Quella sera, dopo aver dato le opportune disposizioni del caso, Publio Aurelio montò in lettiga. Doppiato il colle Oppio, i Nubiani si arrampicarono veloci sul Celio, fino al Vicus Trium Ararum dove la domus di Porzio Commiano, il tutore di Primilla, interrompeva il profilo delle insulae popolari a più piani col suo basso muro di cinta, da cui sbucavano alcuni agrifogli e un sambuco spoglio, alto quasi come quello che svettava nel peristilio del senatore, insolito nelle dimore dell’Urbe, dove si preferiva piantare dei sempreverdi.
Nella facciata si aprivano parecchie tabernae ricavate da vecchie stanze della casa, che dovevano fruttare un bel po’ di sesterzi d’affitto: Porzio aveva evidentemente deciso di privilegiare il lusso dell’abitazione a discapito della qualità del vicinato, scegliendo di vivere da ricco tra i poveri, piuttosto che da povero tra i ricchi.
I suoi schiavi, già pronti davanti alla porta, si precipitarono verso la lettiga prima ancora che Aurelio facesse in tempo a scendere a terra, chi porgendogli la scaletta, chi lodandolo con ampi panegirici, chi gridando a voce stentorea il suo nome e i suoi titoli.
Un istante dopo, il patrizio entrava in un atrio molto simile al suo per gusto e decorazione, illuminato da un gran numero di lucerne di terracotta raffiguranti in molti modi fantasiosi il divino amplesso di Leda e il cigno. Sulla soglia del tablino c’era un uomo sui quarant’anni, con un’elegante veste cenatoria rosso mattone e le dita ornate di anelli d’oro. Il volto aperto, ma un po’ inasprito dalla barba in crescita, rimirava l’ospite colando cordialità come miele da un favo.
«Ave, Publio Aurelio, sapessi che gioia è averti qui!» esclamò con gli occhi luccicanti. «Erano secoli che desideravo conoscerti!»

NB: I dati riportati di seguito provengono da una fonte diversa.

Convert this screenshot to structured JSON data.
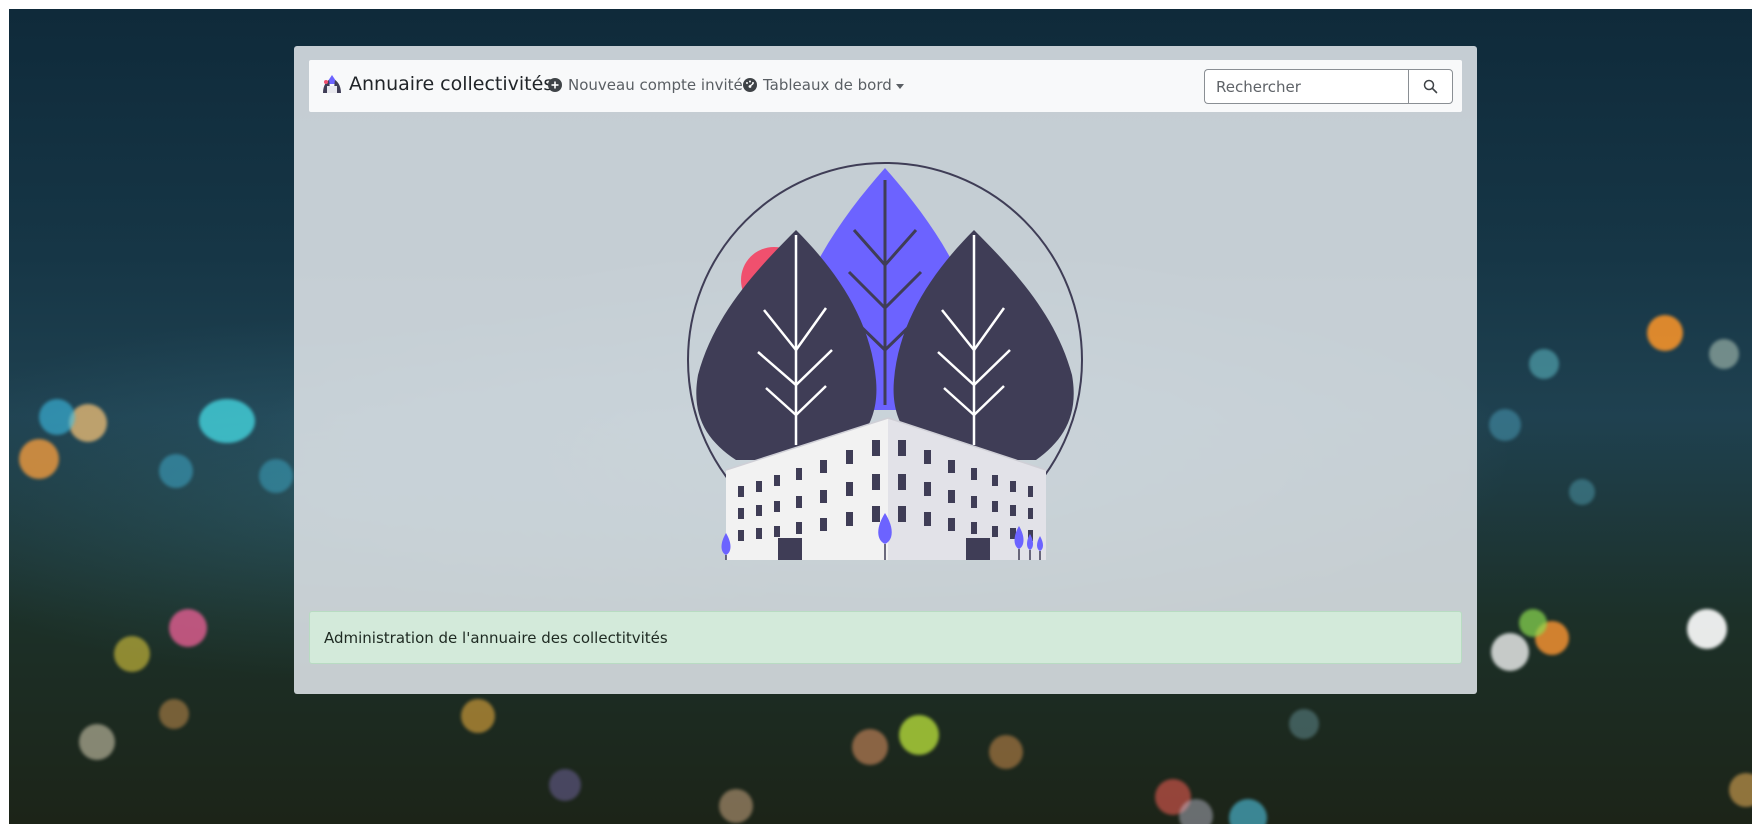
{
  "navbar": {
    "brand_label": "Annuaire collectivités",
    "links": [
      {
        "label": "Nouveau compte invité",
        "icon": "plus-circle-icon"
      },
      {
        "label": "Tableaux de bord",
        "icon": "dashboard-gauge-icon",
        "dropdown": true
      }
    ],
    "search": {
      "placeholder": "Rechercher",
      "value": "",
      "icon": "search-icon"
    }
  },
  "hero": {
    "illustration": "city-buildings-leaves-illustration"
  },
  "alert": {
    "message": "Administration de l'annuaire des collectitvités"
  },
  "colors": {
    "accent_purple": "#6c63ff",
    "dark_leaf": "#3f3d56",
    "pink_sun": "#f0506e",
    "alert_green": "#d4edda"
  }
}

«Davvero?» si stupì il senatore, seguendo nel triclinio di gala il suo anfitrione, che fino a qualche giorno prima non aveva mai sentito nominare.
La prima cosa che vide alzando gli occhi nella sala fu un affresco di Eros e Psiche avvinti in una posa appena un po’ più esplicita di quella assunta da Venere e Marte nell’oecus della domus sul Viminale. In un angolo, accanto alla mensa riccamente imbandita, faceva bella mostra di sé la copia di un’Afrodite greca del periodo d’oro, quasi identica alla sua. Il patrizio soffocò il disagio, deciso a non lasciarsi suggestionare da quella serie di bizzarre casualità.
«Nobile Commiano, immagino che tu abbia saputo del testamento di Curio Catulo» venne subito al punto Aurelio. «In quanto tutore di Metella Primilla, sarai sicuramente in grado di riferirmi qualcosa sullo scandalo in cui fu coinvolta la sorella maggiore.»
«Una storia pietosissima, mio illustre Stazio» rispose Commiano dopo aver tratto un profondo sospiro. «Tutti erano convinti che l’augure stesse commettendo un grave errore. Ma vieni, avremo modo di parlarne durante la cena. Nofret, porta da bere!» E subito apparve un’ancella dall’inequivocabile aspetto egizio, abbastanza graziosa, anche se non proprio avvenente come Nefer, la schiava massaggiatrice che Aurelio aveva pagato ventimila sesterzi al mercato di Alessandria.
«Catulo, purtroppo, aveva prove e testimoni» proseguì Commiano. «Il liberto Faceto, quello che oggi è il capo della servitù della casa, trovò un indizio determinante addosso a uno schiavo. Poco dopo un’ancella, messa alle strette, finì per confermare la tresca tra il servo e la padrona. Personalmente, però, sono sempre stato convinto che la povera Seconda fosse innocente.»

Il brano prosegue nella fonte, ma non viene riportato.